Lord Northesk's great-grandson, the fourth Earl, sat in the House of Lords as a Scottish representative peer from 1708 to 1715. His younger son, the sixth Earl, was an admiral in the Royal Navy. He was succeeded by his son, the seventh Earl. He was also an admiral in the navy and was third in command at the Battle of Trafalgar. Lord Northesk was also a Scottish representative peer between 1796 and 1807 and 1830 and 1831. His grandson, the ninth Earl, was a Scottish representative peer from 1885 to 1891. He was succeeded by his son, the tenth Earl, who served as a Scottish representative peer from 1900 to 1921. His son, the eleventh Earl, was a Scottish representative peer from 1959 to 1963, when all Scottish peers were given an automatic seat in the House of Lords.
The eleventh Earl was succeeded by his first cousin, the twelfth Earl. He was the son of the Hon. Douglas Carnegie, second son of the ninth Earl. The fourteenth Earl was one of the ninety elected hereditary peers that were allowed to remain in the House of Lords after the passing of the House of Lords Act 1999, and sat on the Conservative benches. When he died without surviving male issue in 2010, the line of the third Earl failed, and the titles passed to his eighth cousin once removed, the fifteenth Earl, who is a writer and a descendant of the second Earl.

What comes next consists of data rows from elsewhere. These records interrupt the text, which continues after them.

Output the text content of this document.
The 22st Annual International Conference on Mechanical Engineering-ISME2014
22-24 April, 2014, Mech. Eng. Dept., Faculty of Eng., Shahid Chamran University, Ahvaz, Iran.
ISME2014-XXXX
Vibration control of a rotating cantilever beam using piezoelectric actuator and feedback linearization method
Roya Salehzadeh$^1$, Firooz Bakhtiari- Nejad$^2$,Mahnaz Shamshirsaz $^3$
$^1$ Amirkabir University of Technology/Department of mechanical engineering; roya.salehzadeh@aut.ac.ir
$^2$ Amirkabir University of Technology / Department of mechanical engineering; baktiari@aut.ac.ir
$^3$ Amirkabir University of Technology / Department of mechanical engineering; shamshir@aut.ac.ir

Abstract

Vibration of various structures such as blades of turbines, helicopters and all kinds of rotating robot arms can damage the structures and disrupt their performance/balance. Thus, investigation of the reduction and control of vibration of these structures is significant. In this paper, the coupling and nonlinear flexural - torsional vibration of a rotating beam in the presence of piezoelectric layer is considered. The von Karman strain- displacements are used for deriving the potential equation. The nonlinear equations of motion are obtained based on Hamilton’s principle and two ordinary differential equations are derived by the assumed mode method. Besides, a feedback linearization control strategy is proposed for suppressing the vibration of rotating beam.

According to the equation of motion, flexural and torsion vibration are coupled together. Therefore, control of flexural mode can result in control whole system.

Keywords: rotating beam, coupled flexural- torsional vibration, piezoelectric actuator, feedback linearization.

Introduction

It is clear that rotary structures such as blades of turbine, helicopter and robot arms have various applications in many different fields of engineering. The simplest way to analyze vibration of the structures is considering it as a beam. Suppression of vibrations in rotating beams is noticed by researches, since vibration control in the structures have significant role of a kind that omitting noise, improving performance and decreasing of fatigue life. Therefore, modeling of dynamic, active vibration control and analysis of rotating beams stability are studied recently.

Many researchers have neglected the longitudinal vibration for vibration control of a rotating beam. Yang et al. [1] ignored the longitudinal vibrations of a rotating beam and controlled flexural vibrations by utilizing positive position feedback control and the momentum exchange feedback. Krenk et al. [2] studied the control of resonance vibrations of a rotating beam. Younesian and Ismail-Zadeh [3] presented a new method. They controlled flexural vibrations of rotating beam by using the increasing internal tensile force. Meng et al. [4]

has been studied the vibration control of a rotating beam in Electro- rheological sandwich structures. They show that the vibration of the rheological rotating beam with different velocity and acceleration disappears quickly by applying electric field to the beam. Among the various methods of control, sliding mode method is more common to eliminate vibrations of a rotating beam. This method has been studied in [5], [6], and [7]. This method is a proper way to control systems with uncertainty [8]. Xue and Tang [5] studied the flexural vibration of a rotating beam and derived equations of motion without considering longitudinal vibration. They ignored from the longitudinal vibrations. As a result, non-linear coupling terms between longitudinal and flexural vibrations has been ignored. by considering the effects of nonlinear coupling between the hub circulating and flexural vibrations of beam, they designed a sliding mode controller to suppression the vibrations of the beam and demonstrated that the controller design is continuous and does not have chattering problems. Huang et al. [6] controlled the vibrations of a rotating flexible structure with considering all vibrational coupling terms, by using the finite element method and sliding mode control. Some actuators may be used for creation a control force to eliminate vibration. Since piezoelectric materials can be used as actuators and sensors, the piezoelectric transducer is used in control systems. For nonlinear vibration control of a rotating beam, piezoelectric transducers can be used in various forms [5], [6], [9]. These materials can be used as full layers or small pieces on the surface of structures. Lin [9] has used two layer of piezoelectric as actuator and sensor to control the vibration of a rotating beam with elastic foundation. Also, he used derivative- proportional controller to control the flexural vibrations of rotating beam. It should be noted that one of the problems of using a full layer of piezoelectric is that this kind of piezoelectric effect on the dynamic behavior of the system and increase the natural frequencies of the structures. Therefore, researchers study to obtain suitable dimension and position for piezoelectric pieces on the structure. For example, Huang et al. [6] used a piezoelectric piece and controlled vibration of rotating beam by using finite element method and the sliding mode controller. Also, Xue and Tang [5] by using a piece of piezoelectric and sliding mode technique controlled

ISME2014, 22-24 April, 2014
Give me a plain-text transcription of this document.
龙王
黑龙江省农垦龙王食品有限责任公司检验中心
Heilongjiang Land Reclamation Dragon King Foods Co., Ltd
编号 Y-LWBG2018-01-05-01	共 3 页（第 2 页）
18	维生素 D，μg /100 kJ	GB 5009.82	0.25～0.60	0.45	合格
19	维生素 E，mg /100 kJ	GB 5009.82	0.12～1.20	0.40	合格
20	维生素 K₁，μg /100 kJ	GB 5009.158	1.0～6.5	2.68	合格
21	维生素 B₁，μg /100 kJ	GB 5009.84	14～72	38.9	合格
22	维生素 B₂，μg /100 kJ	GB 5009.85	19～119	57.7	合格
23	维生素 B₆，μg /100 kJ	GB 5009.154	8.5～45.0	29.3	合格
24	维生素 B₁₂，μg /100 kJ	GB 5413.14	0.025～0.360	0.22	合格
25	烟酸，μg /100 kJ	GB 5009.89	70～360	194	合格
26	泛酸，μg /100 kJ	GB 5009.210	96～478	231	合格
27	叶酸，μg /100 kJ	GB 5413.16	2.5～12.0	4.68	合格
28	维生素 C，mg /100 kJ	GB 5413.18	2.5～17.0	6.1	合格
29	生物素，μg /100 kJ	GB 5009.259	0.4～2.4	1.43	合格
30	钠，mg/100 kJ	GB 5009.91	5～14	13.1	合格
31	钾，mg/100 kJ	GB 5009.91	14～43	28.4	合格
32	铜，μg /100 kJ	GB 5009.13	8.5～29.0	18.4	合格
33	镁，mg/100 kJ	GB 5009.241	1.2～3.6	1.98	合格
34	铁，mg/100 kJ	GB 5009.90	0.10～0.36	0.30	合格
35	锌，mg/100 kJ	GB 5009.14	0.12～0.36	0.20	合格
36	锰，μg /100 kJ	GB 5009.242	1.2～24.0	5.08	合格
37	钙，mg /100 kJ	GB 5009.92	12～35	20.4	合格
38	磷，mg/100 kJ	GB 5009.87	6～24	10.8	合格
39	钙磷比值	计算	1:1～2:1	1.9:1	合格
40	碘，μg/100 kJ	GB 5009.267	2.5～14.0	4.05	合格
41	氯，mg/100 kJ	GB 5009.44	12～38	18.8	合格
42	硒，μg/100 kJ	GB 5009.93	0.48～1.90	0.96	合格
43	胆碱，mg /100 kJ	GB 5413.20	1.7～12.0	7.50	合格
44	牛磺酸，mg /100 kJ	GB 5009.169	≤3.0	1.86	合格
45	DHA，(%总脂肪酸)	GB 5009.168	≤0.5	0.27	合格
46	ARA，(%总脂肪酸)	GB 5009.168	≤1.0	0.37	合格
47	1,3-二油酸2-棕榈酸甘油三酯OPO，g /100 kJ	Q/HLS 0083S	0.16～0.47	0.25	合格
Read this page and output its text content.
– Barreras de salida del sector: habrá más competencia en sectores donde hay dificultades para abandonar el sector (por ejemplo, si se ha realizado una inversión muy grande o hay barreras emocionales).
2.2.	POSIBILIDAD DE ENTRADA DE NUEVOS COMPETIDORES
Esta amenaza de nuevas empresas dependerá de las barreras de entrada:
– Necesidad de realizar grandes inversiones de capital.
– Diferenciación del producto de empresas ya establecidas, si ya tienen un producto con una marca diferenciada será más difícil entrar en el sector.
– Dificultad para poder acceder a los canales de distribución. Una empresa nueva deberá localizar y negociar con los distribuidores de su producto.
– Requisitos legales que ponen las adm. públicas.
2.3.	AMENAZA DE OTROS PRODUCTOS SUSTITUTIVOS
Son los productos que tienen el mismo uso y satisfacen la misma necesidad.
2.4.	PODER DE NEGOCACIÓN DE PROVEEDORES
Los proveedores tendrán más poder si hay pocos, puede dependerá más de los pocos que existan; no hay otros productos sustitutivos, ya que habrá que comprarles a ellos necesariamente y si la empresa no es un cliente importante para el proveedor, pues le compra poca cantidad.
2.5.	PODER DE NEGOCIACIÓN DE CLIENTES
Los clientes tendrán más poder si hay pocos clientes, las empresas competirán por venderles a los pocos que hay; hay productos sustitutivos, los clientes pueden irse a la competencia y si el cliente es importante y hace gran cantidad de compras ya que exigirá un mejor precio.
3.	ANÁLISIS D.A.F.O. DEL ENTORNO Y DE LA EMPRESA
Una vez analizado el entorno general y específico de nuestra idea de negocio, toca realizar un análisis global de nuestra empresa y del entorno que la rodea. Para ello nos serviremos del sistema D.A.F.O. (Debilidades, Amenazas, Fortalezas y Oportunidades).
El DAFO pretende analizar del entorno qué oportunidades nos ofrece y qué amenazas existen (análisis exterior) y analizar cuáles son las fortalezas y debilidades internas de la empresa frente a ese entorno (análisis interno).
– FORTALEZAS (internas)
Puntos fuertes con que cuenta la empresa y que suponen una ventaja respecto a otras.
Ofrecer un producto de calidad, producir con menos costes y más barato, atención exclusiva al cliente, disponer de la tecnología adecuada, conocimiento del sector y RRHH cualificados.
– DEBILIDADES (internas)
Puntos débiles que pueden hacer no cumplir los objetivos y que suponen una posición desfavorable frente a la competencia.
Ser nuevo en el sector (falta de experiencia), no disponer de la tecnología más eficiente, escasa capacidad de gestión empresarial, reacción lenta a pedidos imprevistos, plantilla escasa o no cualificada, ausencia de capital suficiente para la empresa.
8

David Carnegie, 1st Earl of Southesk, was the elder brother of the first Earl. Another member of the Carnegie/Carnegy family was Elizabeth Carnegy, Baroness Carnegy of Lour. She was a descendant of the Hon. Patrick Carnegie of Lour, third son of the second Earl of Northesk, and a great-great-granddaughter of Major-General Alexander Carnegie (1793–1862) through his first son, making her a third cousin of the fifteenth Earl.
The earldom is named after the River North Esk in Angus. The family seat was Ethie Castle, near Arbroath, Scotland.
The heir presumptive is the present holder's brother, Colin David Carnegy (born 1942).
The heir presumptive's heir apparent is his son, Charles Alexander Carnegy (born 1975).
The heir presumptive's heir apparent's heir apparent is Patrick James Frederick Alexander Carnegy (born 2014).